At this point (beginning of 2016) I had two goals: 1. Reverse engineer the pc board so I have a complete schematic. 2. A way to reprogram the factory boot flash easily. I don't want to build a hardware debugger for every board, nor do I want to remove the two boot flash and replace with sockets.
This entry is a recount of what I'd done with SPX-MPU board up until about a year ago.

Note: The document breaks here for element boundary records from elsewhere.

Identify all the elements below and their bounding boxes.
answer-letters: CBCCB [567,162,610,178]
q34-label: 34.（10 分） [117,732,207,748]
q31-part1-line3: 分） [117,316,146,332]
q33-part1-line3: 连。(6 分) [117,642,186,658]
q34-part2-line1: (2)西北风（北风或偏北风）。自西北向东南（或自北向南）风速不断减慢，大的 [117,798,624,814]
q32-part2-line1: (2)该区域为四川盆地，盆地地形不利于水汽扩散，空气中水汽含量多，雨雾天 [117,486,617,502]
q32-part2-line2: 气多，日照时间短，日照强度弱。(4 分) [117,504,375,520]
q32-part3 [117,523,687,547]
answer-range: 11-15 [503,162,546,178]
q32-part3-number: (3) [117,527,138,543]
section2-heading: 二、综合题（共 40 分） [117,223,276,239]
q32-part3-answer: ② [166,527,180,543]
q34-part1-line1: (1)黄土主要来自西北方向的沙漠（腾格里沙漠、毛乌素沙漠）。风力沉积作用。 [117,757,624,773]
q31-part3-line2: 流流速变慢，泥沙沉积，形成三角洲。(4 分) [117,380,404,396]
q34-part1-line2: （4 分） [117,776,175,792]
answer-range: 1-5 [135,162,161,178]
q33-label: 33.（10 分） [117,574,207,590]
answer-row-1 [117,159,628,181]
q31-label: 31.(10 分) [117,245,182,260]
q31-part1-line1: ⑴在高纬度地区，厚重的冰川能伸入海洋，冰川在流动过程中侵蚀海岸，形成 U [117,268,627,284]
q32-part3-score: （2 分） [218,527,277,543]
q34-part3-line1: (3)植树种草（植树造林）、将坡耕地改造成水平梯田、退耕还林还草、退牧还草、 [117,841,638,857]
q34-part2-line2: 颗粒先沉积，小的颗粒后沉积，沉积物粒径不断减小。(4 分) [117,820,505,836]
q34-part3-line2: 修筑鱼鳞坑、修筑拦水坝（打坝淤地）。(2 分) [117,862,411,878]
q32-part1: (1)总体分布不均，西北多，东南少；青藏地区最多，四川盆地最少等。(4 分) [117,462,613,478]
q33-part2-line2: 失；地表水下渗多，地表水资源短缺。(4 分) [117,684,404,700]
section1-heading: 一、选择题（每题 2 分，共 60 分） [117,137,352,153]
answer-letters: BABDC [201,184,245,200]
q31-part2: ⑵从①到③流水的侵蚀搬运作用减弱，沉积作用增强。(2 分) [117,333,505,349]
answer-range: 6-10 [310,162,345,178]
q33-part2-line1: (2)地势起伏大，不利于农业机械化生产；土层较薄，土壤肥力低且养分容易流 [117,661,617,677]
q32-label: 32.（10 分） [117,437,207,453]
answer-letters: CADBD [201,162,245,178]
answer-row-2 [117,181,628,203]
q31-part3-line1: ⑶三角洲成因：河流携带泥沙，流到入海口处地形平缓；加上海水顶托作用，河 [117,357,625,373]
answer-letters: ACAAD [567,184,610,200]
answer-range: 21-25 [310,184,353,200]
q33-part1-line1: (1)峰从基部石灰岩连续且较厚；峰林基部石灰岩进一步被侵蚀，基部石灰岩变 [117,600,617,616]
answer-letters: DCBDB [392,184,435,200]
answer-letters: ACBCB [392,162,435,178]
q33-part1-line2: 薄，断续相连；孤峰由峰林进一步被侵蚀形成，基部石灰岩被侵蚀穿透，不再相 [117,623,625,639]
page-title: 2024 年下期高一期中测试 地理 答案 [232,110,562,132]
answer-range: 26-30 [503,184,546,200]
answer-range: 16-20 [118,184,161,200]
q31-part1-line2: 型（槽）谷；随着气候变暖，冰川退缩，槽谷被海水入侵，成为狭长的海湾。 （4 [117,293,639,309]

The SPX-MPU board has the following major components
MC68302 processor at 16MHz,
2 ea AM29F010, 256 K bytes of flash,
4 ea AM29F040, 2 mega bytes of flash,
8 ea KM681000, 1 megabyte of RAM,
SCC68682, dual UART,
RTC72423, real time clock backed with a super capacitor
DC-DC converter from 48V to 5V
The first step is to find out how to power up the board. With a 48V to 5V DC-DC converter, the power input should be 48V from the DIN 41612 connector. Actually the power can be as low as 24V and still sufficient to power up the board. When power is applied, the front panel LED turned red for a few seconds, then amber, and about 10-15 seconds later, it turns green. Connecting a serial port to the DB25 connector at the front panel and fiddle around with few probable baud rates (9600 is the correct baud rate), it displayed the following sign-on message:
Welcome to ADC: SONEPLEX Shelf Interface Version 5.2.2 (C) Copyright 1998 ADC Telecommunications, Inc.
Enter User Name:
This is encouraging. The hardware likely had performed power-on self tests and passed. Tried this on a dozen boards, and they all functioned similarly. So I'm ready for the next level of probing.
The on-line documentations are not very detailed. I can't find details like schematic and software listings. This is expected since this is a proprietary commercial board and I don't expect the manufacturer will release such details to the general public. The on-line manual did mentioned that the username/password is hard coded as "Soneplex/Soneplex1". With that I was able to poke around the software and see if I can find a way to upload my own software to the MPU board.
There is a menu for software upload, the protocol appeared to be Xmodem and it seemed to accept S-record file. However, after numerous tries, I was unable to get my uploaded software to execute. I speculated that uploaded software need to have correct checksum or some kind of verification scheme before it can execute.
So a purely software reverse engineering attempt was not working, I need to probe the board and find out where is the boot flash and dumped out its content. The boot flash is connected to chip select 0 (nCS0) which are UB2 & UB3 located at the upper left corner of the board. I removed the boot flash and read out their contents, but it was a huge program using pSOS as its operating system. It is unlikely I can figured out the algorithm by disassembling the code binaries. So perhaps I should monitor the code execution and disassemble the snippet of code involved in software uploading.
Toward that goal, I built two generations of hardware analyzer using Altera's 7128 and 7192 CPLD. The choice of CPLD is constrained by the 5V operation of the board. Altera 7000 series is about the most complex 5V CPLD available. I suppose I can use a modern FPGA with the help of voltage translation buffers but that will turn this into a major project and I really don't have the time for that. The EPM7192 is complex enough to have hardware state machine in the CPLD that can halt processor, display memory, write memory, and execute. Developing the hardware analyzers was interesting, but in the end the manufacturer's code was still too complex for me to figure out. I was stymied.